Russia Approves Terms for Free Trade Pact With Vietnam
The Russian government said Monday that it has approved a draft agreement for a free trade zone between Vietnam and the Russia-led Eurasian Economic Union (EEU) as Moscow seeks to boost ties with Asia amid worsening relations with the West over the Ukraine crisis.
The draft document lowers or annuls import duties on a wide range of goods with the exception of several unidentified "sensitive commodity items," the government said in a press release.
The agreement will be ratified on May 29 at a summit meeting of the EEU, the Interfax news agency cited Kazakh President Nursultan Nazarbayev as saying earlier this month.
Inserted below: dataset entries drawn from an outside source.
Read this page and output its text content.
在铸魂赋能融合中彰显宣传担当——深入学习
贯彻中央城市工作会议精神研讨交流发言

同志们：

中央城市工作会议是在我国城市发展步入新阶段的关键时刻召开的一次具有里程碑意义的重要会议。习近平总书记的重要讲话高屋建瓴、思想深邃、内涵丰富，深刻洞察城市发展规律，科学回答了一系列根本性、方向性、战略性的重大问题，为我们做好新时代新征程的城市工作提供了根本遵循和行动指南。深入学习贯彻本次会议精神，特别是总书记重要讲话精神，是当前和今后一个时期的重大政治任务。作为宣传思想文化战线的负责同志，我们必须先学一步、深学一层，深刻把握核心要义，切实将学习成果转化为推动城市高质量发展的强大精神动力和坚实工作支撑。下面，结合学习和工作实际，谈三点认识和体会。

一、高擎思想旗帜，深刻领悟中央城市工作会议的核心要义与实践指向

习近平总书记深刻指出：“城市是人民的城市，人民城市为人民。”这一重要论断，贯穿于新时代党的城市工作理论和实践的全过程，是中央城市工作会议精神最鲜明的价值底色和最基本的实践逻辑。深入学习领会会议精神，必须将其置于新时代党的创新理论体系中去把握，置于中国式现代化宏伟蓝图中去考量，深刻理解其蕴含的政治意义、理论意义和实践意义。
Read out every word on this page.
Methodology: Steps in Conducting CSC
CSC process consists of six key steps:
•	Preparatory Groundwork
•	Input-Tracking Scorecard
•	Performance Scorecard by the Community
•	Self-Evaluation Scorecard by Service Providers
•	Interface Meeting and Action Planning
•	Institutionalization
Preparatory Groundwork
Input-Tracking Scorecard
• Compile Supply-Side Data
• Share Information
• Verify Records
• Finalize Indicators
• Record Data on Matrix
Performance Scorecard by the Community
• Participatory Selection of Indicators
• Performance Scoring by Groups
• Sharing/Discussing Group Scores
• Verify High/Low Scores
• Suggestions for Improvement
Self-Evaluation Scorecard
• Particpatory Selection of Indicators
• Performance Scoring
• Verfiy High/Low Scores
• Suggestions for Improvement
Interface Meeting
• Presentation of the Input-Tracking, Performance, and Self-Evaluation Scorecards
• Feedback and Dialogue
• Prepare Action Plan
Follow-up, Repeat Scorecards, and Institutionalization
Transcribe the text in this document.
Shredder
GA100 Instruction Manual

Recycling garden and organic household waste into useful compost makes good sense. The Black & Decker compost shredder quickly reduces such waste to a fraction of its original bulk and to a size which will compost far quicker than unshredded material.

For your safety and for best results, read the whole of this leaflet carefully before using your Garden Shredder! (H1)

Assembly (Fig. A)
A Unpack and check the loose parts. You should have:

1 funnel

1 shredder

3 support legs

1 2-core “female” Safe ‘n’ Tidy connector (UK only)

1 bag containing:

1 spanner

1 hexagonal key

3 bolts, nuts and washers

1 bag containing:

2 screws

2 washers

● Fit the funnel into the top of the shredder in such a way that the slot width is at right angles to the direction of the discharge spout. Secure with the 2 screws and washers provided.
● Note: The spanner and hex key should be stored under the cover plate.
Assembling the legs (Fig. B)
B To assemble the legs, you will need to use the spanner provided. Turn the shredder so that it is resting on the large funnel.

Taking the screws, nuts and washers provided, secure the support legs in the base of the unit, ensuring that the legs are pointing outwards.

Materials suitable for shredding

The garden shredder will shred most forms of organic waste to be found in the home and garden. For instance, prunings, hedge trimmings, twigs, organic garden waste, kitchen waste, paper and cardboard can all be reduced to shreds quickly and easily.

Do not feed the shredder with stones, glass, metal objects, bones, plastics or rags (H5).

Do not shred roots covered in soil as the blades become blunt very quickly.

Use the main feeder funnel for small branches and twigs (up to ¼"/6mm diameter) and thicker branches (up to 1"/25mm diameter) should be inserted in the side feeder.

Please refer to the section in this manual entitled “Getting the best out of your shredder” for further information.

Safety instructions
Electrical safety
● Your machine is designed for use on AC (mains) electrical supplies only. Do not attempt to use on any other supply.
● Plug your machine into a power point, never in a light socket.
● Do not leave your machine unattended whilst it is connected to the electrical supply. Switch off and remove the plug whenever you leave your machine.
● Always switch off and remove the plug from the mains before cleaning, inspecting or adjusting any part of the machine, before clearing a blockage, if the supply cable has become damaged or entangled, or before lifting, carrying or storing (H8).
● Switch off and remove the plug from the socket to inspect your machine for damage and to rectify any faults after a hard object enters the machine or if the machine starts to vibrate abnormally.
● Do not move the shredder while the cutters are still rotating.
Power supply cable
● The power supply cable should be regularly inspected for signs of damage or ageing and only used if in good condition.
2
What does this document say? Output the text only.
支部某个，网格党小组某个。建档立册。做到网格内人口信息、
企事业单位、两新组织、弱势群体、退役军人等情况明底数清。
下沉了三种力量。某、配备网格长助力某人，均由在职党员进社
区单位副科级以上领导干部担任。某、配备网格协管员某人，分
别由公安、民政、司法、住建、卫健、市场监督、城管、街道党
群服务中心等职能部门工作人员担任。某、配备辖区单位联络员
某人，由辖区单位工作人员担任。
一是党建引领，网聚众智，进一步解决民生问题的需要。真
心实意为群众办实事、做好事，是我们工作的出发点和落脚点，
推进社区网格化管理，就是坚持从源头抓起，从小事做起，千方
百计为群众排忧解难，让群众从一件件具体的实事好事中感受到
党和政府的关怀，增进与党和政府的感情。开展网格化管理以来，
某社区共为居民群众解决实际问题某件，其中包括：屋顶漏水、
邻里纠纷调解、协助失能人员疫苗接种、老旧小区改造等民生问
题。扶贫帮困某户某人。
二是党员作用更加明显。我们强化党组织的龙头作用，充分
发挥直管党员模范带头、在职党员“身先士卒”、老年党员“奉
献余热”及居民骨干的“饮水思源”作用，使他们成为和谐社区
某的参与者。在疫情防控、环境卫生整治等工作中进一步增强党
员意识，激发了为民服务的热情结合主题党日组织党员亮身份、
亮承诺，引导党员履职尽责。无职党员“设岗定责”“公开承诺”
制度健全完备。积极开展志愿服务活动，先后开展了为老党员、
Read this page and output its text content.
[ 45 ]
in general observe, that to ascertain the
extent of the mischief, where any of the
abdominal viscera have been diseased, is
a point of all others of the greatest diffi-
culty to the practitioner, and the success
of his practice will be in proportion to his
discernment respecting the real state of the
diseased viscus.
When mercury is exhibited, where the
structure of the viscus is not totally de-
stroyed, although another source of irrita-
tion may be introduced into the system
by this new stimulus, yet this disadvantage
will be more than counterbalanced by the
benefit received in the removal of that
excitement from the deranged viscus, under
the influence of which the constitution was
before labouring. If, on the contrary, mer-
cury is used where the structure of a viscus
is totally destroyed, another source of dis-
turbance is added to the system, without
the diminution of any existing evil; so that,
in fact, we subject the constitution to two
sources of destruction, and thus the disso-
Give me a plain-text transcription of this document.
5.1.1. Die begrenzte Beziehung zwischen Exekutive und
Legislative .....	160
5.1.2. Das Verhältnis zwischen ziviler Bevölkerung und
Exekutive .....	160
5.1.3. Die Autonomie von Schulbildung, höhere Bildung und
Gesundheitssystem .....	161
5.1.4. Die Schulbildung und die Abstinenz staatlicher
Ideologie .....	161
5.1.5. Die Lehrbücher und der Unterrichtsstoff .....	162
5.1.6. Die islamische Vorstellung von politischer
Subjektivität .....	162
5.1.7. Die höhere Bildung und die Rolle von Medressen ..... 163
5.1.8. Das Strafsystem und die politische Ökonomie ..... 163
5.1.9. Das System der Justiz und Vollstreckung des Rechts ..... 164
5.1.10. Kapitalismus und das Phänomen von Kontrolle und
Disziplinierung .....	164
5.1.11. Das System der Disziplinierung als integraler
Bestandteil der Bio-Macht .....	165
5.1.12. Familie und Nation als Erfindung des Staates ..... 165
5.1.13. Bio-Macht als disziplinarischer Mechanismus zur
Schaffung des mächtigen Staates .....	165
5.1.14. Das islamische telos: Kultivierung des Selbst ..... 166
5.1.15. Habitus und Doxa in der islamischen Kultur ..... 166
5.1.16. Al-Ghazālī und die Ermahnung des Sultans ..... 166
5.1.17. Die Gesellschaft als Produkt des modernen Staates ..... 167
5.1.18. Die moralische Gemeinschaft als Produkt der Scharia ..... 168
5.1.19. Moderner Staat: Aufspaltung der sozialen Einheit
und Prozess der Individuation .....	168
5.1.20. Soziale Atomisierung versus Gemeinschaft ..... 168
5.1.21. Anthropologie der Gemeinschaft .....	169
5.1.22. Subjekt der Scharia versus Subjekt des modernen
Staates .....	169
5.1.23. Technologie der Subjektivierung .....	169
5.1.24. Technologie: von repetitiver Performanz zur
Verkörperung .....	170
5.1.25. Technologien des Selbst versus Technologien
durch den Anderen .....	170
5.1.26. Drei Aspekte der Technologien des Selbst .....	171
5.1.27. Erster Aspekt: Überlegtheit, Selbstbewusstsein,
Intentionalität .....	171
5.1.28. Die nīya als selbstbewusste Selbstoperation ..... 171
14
The EEU, officially formed on Jan. 1 this year after heavy Russian lobbying, is an economic alliance of post-Soviet nations consisting of Russia, Belarus, Kazakhstan and Armenia.
The deal marks another stepping stone in Russia's move to boost economic ties with Asia as Moscow hunts for new sources of investment to fill the gap left by Western sanctions over the Ukraine crisis.
While trade turnover between Vietnam and Russia stood at just under $4 billion in 2013, according to Russia's Economic Development Ministry, Russian Prime Minister Dmitry Medvedev said in April that he sees trade rising to $10 billion a year over the next five years.
A deal with Vietnam could also serve as a launchpad for Russia to ultimately reach a free trade agreement with the Association of Southeast Asian Nations (ASEAN), a trade bloc of the regions' biggest economies.
ASEAN's members include Vietnam, Indonesia, Malaysia, Singapore, Thailand and the Philippines. The trade bloc's total gross domestic product stood at $2.4 trillion in 2013, which, if considered as a single country, would make it the seventh-largest economy in the world, according to an ASEAN report published last year and cited by consulting group McKinsey.